South American tara seed starch is obtained by grinding the endosperm of the seeds of Caesalpinia spinose, yielding polysaccharides of high molecular weight composed mainly of galactomannans. It is soluble in water, and GRAS in foods as an adjunct to formulation, stabilizer and thickener. Tara is being explored as a stabilizer, thickener, emulsifier, and gelatinizing agent in ice cream, sausages, confectionery, beverages, and dairy products.
Fruits and Veggies
Starches and fibers make up the majority of the dry weight of vegetables and fruits, so it’s no surprise that clever processors are taking advantage of this when it comes to crafting alternatives to grain-derived ingredients. One of the best examples of this is the recent rise of the cauliflower in products ranging from pizza crusts to sweet baked goods to snack chips and crackers.

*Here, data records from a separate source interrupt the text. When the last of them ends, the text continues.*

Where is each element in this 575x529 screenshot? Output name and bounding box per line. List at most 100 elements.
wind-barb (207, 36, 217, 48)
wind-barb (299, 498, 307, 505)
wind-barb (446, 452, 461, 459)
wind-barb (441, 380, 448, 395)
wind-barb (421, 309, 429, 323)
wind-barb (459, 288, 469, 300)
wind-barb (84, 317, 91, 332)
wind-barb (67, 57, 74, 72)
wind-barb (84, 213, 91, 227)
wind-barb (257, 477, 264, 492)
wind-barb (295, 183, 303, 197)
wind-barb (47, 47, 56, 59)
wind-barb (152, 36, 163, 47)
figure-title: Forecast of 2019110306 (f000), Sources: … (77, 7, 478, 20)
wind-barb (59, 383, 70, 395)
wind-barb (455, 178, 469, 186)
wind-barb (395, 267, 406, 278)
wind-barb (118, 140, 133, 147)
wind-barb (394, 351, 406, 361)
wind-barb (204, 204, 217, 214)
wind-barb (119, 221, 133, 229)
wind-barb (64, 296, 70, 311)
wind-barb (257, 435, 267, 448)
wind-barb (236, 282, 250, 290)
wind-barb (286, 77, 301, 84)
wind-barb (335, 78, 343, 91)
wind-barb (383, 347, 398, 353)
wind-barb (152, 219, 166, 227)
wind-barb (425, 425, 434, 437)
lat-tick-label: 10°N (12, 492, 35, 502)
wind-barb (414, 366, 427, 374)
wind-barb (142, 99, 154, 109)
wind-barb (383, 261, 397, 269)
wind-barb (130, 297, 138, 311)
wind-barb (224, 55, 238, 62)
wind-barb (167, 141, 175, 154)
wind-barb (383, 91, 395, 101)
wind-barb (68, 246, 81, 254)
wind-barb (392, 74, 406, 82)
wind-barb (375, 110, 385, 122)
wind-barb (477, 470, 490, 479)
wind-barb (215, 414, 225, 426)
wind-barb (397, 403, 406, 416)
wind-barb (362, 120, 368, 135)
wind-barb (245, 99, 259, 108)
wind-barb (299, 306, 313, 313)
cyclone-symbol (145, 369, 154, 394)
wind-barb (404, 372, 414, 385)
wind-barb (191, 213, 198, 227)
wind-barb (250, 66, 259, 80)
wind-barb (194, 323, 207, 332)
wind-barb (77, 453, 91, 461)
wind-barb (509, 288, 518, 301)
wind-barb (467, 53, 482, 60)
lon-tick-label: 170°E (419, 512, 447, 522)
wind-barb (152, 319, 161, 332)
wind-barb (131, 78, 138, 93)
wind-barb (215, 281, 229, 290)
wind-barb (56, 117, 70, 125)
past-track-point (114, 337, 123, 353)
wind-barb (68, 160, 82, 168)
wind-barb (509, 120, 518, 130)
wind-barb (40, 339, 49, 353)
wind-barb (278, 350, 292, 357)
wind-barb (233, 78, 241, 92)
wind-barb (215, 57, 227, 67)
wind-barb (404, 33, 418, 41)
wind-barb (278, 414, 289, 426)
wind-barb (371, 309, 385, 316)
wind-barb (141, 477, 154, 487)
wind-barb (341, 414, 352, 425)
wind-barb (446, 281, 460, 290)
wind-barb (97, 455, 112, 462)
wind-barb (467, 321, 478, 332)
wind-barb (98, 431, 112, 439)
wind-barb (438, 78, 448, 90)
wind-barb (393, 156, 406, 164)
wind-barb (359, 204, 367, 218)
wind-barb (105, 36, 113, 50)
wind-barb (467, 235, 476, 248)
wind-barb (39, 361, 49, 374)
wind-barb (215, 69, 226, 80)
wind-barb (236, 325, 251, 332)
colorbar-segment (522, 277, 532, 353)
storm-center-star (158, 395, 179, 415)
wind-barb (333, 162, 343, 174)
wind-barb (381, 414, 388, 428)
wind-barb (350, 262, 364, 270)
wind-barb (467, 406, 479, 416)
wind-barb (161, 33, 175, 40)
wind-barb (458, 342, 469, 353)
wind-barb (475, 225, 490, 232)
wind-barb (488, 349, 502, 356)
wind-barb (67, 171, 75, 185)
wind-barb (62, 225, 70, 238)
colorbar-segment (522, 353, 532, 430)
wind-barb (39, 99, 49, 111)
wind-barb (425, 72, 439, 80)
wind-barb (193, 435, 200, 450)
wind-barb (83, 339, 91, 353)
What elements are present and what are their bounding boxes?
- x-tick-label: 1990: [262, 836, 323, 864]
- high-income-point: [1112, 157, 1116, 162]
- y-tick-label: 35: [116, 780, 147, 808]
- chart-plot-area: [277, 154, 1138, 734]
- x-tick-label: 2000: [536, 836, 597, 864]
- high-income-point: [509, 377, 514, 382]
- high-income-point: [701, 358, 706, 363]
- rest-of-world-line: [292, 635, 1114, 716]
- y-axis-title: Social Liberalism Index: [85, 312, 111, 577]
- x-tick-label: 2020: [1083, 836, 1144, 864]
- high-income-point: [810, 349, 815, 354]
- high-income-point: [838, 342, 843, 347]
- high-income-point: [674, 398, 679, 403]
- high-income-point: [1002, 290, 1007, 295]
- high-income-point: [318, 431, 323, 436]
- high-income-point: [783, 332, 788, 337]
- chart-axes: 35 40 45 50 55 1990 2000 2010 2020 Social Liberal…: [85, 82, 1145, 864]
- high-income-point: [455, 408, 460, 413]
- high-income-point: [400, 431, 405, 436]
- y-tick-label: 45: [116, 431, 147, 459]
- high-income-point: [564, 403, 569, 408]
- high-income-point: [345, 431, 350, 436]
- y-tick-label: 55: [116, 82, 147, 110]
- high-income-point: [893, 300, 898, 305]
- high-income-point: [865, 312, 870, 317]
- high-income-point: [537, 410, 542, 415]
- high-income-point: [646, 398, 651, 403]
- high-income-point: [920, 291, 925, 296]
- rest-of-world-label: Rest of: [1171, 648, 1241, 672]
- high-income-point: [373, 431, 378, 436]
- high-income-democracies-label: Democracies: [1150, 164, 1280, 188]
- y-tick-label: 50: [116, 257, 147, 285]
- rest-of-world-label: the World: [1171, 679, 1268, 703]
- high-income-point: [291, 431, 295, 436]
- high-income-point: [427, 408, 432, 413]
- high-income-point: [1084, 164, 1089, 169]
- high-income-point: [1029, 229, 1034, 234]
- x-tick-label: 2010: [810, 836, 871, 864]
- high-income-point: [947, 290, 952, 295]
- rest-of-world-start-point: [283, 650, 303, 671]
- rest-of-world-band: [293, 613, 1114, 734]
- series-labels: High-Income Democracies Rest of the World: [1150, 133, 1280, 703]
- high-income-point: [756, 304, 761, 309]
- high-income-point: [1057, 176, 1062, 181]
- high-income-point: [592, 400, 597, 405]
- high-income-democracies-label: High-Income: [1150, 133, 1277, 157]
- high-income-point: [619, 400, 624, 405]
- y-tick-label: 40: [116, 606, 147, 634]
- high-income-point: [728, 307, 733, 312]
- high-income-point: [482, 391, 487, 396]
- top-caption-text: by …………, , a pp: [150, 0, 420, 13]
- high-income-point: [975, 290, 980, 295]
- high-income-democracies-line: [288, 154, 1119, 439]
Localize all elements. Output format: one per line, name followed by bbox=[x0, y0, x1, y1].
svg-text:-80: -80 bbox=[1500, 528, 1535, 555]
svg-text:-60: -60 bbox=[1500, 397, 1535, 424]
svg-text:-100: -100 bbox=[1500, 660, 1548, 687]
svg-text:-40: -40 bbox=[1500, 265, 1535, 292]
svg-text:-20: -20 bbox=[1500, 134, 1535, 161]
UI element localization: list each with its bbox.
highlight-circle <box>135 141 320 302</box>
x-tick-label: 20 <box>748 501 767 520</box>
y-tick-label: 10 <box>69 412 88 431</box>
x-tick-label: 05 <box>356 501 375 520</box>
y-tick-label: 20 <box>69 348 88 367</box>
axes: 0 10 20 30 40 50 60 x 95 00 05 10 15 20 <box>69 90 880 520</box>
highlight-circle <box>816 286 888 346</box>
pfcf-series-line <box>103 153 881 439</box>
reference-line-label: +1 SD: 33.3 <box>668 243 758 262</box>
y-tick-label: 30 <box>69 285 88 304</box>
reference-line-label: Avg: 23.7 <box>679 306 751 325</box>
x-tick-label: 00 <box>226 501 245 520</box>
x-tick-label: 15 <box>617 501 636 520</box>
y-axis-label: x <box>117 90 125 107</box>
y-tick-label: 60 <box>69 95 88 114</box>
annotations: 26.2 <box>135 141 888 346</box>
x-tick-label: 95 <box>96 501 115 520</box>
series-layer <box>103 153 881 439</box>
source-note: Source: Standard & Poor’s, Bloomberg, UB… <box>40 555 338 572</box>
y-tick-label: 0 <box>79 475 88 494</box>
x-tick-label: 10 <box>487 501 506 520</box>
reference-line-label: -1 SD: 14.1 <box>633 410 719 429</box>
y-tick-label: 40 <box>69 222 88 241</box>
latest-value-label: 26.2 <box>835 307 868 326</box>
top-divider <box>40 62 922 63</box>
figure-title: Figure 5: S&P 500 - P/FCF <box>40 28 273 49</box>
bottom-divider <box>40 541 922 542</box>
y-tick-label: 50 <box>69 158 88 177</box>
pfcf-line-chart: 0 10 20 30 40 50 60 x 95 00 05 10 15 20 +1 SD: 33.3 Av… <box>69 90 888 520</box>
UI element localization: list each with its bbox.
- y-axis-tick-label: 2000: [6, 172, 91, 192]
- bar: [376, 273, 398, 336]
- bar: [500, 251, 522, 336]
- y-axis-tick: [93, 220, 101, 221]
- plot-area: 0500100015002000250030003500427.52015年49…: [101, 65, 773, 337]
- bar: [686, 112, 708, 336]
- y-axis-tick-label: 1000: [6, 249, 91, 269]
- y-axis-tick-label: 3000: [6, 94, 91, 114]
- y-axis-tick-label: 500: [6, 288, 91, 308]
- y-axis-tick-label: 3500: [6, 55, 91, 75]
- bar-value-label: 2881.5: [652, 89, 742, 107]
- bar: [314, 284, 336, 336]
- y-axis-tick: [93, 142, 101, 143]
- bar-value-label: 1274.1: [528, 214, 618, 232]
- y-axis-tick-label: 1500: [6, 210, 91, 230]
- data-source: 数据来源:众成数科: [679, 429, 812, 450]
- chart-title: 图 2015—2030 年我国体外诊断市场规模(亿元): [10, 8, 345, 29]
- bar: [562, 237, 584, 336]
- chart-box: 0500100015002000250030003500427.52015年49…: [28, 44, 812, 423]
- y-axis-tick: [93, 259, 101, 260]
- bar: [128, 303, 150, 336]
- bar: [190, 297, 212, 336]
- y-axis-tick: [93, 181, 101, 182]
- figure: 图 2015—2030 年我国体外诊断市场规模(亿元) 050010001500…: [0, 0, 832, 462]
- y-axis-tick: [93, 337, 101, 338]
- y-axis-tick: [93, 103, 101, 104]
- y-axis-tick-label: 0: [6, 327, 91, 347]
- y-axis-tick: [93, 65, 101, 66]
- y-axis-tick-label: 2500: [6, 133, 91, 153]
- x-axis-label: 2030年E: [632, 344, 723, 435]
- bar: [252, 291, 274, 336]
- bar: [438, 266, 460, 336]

Freeze-dried cauliflower has a mild flavor and an ability to blend easily to make favorite foods such as spaghetti, mac ’n cheese, and cakes with high nutritional benefits. It is low in calories, high in vitamin C, and a good source of folic acid and fiber. Heat treating the cauliflower before drying may be necessary for some formulations in order to reduces its natural sulfurous notes.
Pineapple pomace, steamed under pressure and freeze-dried or air-dried, is a dietary fiber concentrate with processing and organoleptic properties particularly suitable for processed meats. In sausage and other comminuted meat applications, pineapple pomace fiber offers bulking of the sausage base without negatively affecting the shear force texture or bite quality during eating, or shrinkage during cooking.
Ignited by the demand for products to meet such stringencies as clean label, sustainable, fair trade, natural, non-GMO, and gluten-free parameters, ingredient developers will continue to explore the countless species of edible grains, seeds, roots, and tubers to introduce more such starches and fibers into mainstream use. The diversity of plants used as food on six continents promises thousands of such prospects.